Dan Ibnu Mas’ud berkata, “Bersumpah bohong dengan menyebut nama Allah lebih aku sukai daripada bersumpah jujur tetapi dengan menyebut nama selainNya.”

Hudzaifah menuturkan bahwa Rasulullah shallallahu’alaihi wa sallam bersabda, “Janganlah kamu mengatakan, "Atas kehendak Allah dan kehendak si Fulan.", tetapi katakanlah, "Atas kehendak Allah, kemudian atas kehendak si Fulan." [3]
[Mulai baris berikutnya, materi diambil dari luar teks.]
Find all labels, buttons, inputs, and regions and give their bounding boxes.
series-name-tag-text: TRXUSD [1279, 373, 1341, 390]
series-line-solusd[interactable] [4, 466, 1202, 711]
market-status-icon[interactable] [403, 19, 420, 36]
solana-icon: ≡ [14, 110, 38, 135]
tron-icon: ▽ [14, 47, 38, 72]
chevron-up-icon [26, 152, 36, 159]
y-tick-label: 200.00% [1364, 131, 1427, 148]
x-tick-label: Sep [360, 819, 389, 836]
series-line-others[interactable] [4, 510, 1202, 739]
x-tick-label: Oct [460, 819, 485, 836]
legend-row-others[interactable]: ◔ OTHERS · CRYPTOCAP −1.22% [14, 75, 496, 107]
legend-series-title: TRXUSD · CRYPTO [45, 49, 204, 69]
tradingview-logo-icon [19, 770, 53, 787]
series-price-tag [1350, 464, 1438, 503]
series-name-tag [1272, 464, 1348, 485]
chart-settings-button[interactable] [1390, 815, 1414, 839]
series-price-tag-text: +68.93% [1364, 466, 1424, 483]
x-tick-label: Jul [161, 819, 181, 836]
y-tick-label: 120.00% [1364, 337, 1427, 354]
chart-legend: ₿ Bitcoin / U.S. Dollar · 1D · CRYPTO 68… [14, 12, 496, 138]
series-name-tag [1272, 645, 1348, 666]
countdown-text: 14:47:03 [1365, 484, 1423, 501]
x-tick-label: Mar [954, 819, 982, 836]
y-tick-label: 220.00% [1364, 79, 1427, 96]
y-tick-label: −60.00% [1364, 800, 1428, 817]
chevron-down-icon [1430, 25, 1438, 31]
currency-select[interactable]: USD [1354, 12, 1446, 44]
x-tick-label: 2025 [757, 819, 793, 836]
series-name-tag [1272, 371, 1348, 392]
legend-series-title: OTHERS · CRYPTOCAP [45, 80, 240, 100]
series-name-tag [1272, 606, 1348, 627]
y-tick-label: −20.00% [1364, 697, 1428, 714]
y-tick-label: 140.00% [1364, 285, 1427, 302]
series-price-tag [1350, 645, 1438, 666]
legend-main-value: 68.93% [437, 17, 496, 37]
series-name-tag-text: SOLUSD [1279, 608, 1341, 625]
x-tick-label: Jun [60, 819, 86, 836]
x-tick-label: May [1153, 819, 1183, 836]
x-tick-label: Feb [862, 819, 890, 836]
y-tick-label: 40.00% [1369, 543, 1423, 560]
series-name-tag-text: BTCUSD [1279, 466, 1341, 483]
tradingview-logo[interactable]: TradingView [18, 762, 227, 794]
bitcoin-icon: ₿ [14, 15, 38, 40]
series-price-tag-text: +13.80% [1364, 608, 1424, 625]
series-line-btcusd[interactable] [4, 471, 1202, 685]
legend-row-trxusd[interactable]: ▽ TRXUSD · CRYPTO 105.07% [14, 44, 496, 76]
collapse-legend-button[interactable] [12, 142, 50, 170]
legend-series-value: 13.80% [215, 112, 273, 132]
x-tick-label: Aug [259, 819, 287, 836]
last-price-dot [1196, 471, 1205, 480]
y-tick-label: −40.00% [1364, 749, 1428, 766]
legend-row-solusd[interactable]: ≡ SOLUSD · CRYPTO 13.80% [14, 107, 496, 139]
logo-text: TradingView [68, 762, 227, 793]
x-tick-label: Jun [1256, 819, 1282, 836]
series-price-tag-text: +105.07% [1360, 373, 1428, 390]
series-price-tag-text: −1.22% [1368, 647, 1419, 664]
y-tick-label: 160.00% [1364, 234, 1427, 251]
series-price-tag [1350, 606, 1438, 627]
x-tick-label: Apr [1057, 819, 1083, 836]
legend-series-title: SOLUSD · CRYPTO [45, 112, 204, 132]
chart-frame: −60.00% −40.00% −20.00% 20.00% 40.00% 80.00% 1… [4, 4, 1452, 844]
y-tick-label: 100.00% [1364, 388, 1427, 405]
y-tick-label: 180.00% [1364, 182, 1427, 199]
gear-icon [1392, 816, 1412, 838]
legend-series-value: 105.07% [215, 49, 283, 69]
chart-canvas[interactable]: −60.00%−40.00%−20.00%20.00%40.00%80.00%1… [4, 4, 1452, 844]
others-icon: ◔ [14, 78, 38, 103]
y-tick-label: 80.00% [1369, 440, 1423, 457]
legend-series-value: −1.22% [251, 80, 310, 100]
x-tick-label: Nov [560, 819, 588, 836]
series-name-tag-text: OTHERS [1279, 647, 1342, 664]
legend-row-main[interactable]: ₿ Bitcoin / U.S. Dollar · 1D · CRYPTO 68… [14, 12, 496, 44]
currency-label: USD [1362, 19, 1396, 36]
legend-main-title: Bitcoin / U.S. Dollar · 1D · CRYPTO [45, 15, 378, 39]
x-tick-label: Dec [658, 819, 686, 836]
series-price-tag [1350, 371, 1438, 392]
Diriwayatkan dari Ibrahim An-Nakha’i bahwa ia melarang ucapan, "Aku berlindung kepada Allah dan kepadamu."; tetapi membolehkan ucapan, "Kalau bukan karena Allah kemudian karena si Fulan." Dan janganlah anda mengatakan, "Kalau bukan karena Allah dan karena si Fulan."


Kandungan Bab Ini

  1. Tafsiran "Membuat andad (sekutu-sekutu)."
  2. Bahwa ayat yang diturunkan oleh Allah berkenaan dengan syirik akbar, para sahabat dalam menafsirkannya mencakup pula syirik ashghar (kecil).
  3. Bersumpah dengan nama selain Allah adalah syirik.
  4. Bersumpah dengan menyebut nama selain Allah, apabila benar-benar sumpahnya maka lebih besar dosanya daripada sumpah bohong (palsu).
  5. Perbedaan antara kata "dan" dengan kata "kemudian" dalam ucapan.


Orang Yang Tidak Rela Dengan Sumpah Yang Menggunakan Nama Allah


Diriwayatkan dari Ibnu ‘Umar, bahwa Rasulullah shallallahu’alaihi wa sallam bersabda, “Janganlah kamu bersumpah dengan nama nenek moyangmu! Barangsiapa bersumpah
dengan nama Allah supaya berkata benar, dan barangsiapa yang diucapkan padanya sumpah dengan menyebut nama Allah hendaklah ia rela (menerimanya). Barangsiapa yang tidak rela, maka lepaslah dia dari Allah. [4]


Kandungan Bab Ini

  1. Dilarang bersumpah dengan menyebut nama nenek moyang.
  2. Diperintahkan kepada orang yang diberi sumpah dengan menggunakan nama Allah untuk rela menerimanya.
  3. Ancaman bagi orang yang tidak rela.


Ucapan "Atas Kehendak Allah Dan Kehendakmu"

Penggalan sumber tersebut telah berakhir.